His lowest point was a 44-37 loss to Miami when he was beaten for four touchdowns and failed to make a play on a fifth, when Phillip Dorsett ran into his zone and caught the game-winning, 62-yard touchdown with 15 seconds left.

“I had a chance to make a play on the ball, and I definitely should have made that play,” Amerson said. “I guess you could say you can put it on me.”

Amerson was brutally honest Sunday and didn’t make excuses for his poor play. He still picked off five passes and had 12 pass breakups last season, and his size and speed make him an intriguing prospect.

Amerson, listed at 6-foot-3 at N.C. State, measured 6-foot-1 and 205 pounds at the combine – an attractive frame for a corner in a league trending toward bigger and more physical receivers.

“It allows me to get my fingers on the ball sometimes when I’m not supposed to. And as far as getting hands on receivers and making plays that a guy a little bit shorter than me probably couldn’t make, it definitely helps me,” Amerson said.

“When you have receivers like Calvin Johnson, Larry Fitzgerald, big, tall freaks of nature, you definitely need someone to match up against them.”

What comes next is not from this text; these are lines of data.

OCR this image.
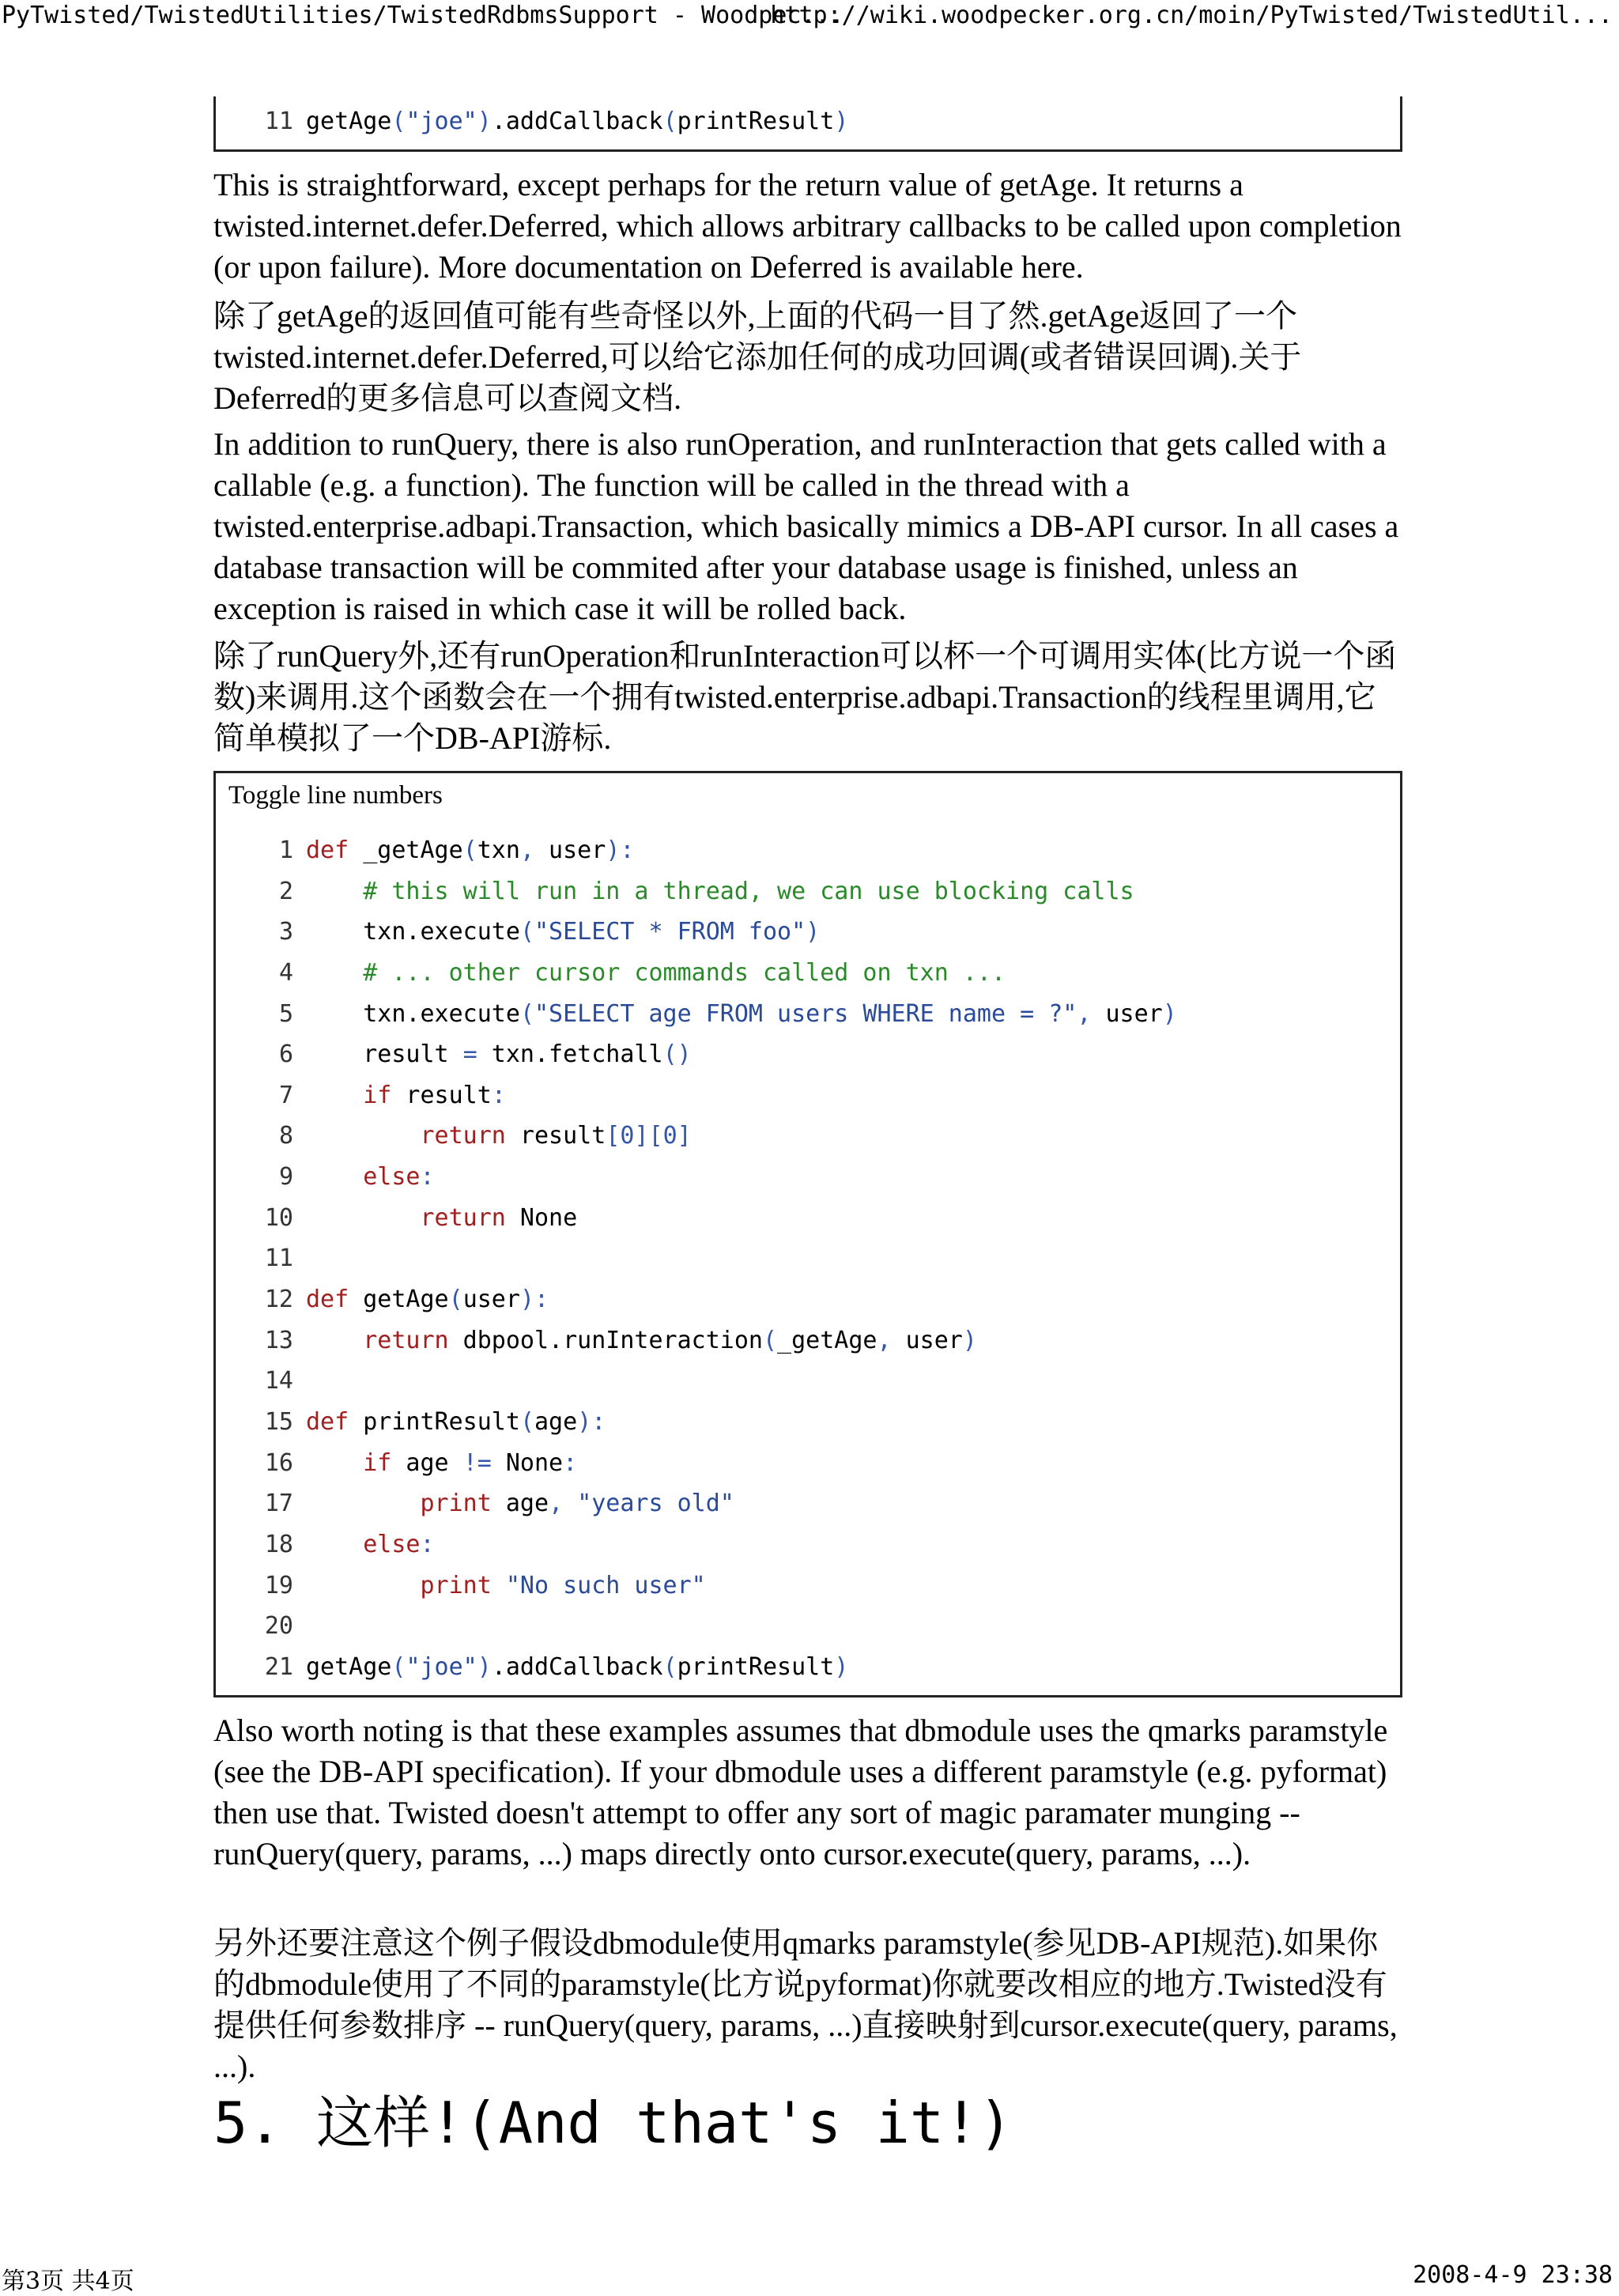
PyTwisted/TwistedUtilities/TwistedRdbmsSupport - Woodpec...
http://wiki.woodpecker.org.cn/moin/PyTwisted/TwistedUtil...
11 getAge("joe").addCallback(printResult)

This is straightforward, except perhaps for the return value of getAge. It returns a twisted.internet.defer.Deferred, which allows arbitrary callbacks to be called upon completion (or upon failure). More documentation on Deferred is available here.

除了getAge的返回值可能有些奇怪以外,上面的代码一目了然.getAge返回了一个twisted.internet.defer.Deferred,可以给它添加任何的成功回调(或者错误回调).关于Deferred的更多信息可以查阅文档.

In addition to runQuery, there is also runOperation, and runInteraction that gets called with a callable (e.g. a function). The function will be called in the thread with a twisted.enterprise.adbapi.Transaction, which basically mimics a DB-API cursor. In all cases a database transaction will be commited after your database usage is finished, unless an exception is raised in which case it will be rolled back.

除了runQuery外,还有runOperation和runInteraction可以杯一个可调用实体(比方说一个函数)来调用.这个函数会在一个拥有twisted.enterprise.adbapi.Transaction的线程里调用,它简单模拟了一个DB-API游标.

Toggle line numbers
1 def _getAge(txn, user):
2	# this will run in a thread, we can use blocking calls
3    txn.execute("SELECT * FROM foo")
4	# ... other cursor commands called on txn ...
5    txn.execute("SELECT age FROM users WHERE name = ?", user)
6    result = txn.fetchall()
7	if result:
8	return result[0][0]
9	else:
10	return None
11
12 def getAge(user):
13	return dbpool.runInteraction(_getAge, user)
14
15 def printResult(age):
16	if age != None:
17	print age, "years old"
18	else:
19	print "No such user"
20
21 getAge("joe").addCallback(printResult)

Also worth noting is that these examples assumes that dbmodule uses the qmarks paramstyle (see the DB-API specification). If your dbmodule uses a different paramstyle (e.g. pyformat) then use that. Twisted doesn't attempt to offer any sort of magic paramater munging -- runQuery(query, params, ...) maps directly onto cursor.execute(query, params, ...).

另外还要注意这个例子假设dbmodule使用qmarks paramstyle(参见DB-API规范).如果你的dbmodule使用了不同的paramstyle(比方说pyformat)你就要改相应的地方.Twisted没有提供任何参数排序 -- runQuery(query, params, ...)直接映射到cursor.execute(query, params, ...).

5. 这样!(And that's it!)
第3页 共4页	2008-4-9 23:38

Amerson’s drop-off will likely cost him millions. Before the season NFLDraftScout.com ranked Amerson as the top corner and seventh-best prospect overall; the site now has him as the No. 10 corner and No. 87 overall.

Amerson, who played football and basketball at Greensboro’s Dudley High, will do all he can to improve those numbers in Indianapolis.

There are no coverage drills at the combine. And as a junior, Amerson was not eligible to play in any of the all-star games.

All he can do now is run well – he hopes to run the 40-yard dash in 4.4 seconds – hope a team remembers his sensational sophomore season and drafts him high.

“Whatever happens, happens,” he said. “I can just go out here and perform to the best of my ability and show them what I can do as far as me being an athlete. Just see how it plays out.”